Improve Build Times on Kubernetes-Based Jenkins with Stateful Agents

Written by Jake Utley | Sep 20, 2020 11:21:22 PM

Our Use Case

An effective continuous integration system is a crucial component for fast-paced software development. At Hiya, we built our CI system using Jenkins deployed on Kubernetes via a fork of the official Helm chart. This decision was largely inspired by Lachlan Evenson’s tutorial video Zero to Kubernetes CI/CD in 5 minutes with Jenkins and Helm.

Traditionally, running Jenkins on Kubernetes involves dynamically creating Jenkins agents for each job. There are many benefits with this approach, but in our experience it has one critical downside: Short-lived Jenkins agents do not retain the dependencies they pull in. Each of our jobs spent 20 minutes pulling dependencies. All 20 minute delays added up to an enormous loss in productivity.

We were unable to find any community solutions to this problem, so we created an approach to deploy stateful Jenkins agents on Kubernetes. Running stateful agents allows us to persist our cache of dependencies between jobs/pods, dramatically speeding up build times. This article will explain our approach and provide a demo that can be run in the reader’s Kubernetes cluster.

Please note that all resources mentioned in this article can be found in this git repository: https://github.com/hiyainc/jenkins-stateful-agents-demo.

Alternatives Considered

Before we get into our stateful agent solution, we will cover some other approaches we tried and the downfalls we encountered with each. We build the majority of our services with Scala, so some of our approaches are JVM specific. The “stateful agent” solution, however, is technology-agnostic.

First, we tried caching our dependency artifacts on a persistent Artifactory OSS instance running within our cluster.
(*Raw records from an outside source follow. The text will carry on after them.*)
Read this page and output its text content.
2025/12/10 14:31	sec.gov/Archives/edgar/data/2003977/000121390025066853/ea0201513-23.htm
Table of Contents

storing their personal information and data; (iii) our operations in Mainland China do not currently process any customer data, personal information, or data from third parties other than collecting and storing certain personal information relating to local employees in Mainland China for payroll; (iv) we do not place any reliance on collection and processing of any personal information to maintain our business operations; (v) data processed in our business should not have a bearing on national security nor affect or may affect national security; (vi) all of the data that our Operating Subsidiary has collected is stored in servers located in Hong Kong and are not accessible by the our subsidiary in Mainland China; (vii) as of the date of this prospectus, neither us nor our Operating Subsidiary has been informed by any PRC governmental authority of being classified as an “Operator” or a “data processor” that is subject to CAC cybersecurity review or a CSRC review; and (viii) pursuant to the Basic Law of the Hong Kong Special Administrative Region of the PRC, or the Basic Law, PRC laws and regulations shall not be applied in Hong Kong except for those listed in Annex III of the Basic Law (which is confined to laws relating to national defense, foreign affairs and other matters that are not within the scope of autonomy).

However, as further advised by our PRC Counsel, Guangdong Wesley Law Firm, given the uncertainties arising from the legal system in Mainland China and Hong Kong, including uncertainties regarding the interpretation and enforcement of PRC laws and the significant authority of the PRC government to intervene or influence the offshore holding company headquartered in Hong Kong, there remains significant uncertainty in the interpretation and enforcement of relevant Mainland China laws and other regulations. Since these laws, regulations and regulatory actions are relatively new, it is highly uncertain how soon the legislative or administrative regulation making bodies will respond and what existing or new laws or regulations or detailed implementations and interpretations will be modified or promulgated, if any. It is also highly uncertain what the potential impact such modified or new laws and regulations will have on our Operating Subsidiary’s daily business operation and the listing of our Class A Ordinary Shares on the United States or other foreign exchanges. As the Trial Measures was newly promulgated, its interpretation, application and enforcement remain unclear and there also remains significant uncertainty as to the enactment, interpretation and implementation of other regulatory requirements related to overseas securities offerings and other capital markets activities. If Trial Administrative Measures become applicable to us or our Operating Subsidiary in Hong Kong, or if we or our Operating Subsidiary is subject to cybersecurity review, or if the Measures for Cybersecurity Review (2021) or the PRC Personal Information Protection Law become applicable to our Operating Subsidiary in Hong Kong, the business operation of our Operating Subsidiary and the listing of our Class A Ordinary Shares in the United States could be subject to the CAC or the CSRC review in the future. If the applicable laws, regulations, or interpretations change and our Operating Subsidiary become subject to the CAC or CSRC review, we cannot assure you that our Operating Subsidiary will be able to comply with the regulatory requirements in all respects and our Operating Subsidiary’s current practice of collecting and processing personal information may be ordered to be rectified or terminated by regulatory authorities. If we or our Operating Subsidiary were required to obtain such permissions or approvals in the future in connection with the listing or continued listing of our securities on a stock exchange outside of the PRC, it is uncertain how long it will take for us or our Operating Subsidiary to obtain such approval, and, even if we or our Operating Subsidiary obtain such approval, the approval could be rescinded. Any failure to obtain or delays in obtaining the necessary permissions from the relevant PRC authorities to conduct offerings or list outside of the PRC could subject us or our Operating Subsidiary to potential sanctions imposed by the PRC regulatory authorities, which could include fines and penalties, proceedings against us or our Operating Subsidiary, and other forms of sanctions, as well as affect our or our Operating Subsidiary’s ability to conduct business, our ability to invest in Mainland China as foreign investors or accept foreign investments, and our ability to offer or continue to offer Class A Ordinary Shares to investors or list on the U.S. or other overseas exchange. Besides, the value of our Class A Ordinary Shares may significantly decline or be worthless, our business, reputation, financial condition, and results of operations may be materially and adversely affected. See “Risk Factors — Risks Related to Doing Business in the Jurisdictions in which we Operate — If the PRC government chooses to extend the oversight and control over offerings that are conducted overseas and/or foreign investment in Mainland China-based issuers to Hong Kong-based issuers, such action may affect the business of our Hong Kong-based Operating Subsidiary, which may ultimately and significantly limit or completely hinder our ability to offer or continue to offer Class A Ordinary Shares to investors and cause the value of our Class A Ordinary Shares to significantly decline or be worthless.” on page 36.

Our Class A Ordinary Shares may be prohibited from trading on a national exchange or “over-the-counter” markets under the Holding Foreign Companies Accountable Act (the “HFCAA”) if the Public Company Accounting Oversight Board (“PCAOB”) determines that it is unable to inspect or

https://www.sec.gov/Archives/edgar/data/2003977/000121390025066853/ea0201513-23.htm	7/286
This made no significant impact to our build times, indicating that the bottleneck was in dependency resolution, not the network.

Our second approach built agent docker images with all our dependencies statically cached. This helped initially, but degraded as projects updated their dependencies. We could regularly build new images with updated dependencies, but this is tedious and costs developer time.

The third iteration mounted a persistent volume onto each dynamically created Jenkins agent. This works, but since most persistent volume types can only be mounted onto one pod at a time, we cannot run multiple agents at the same time.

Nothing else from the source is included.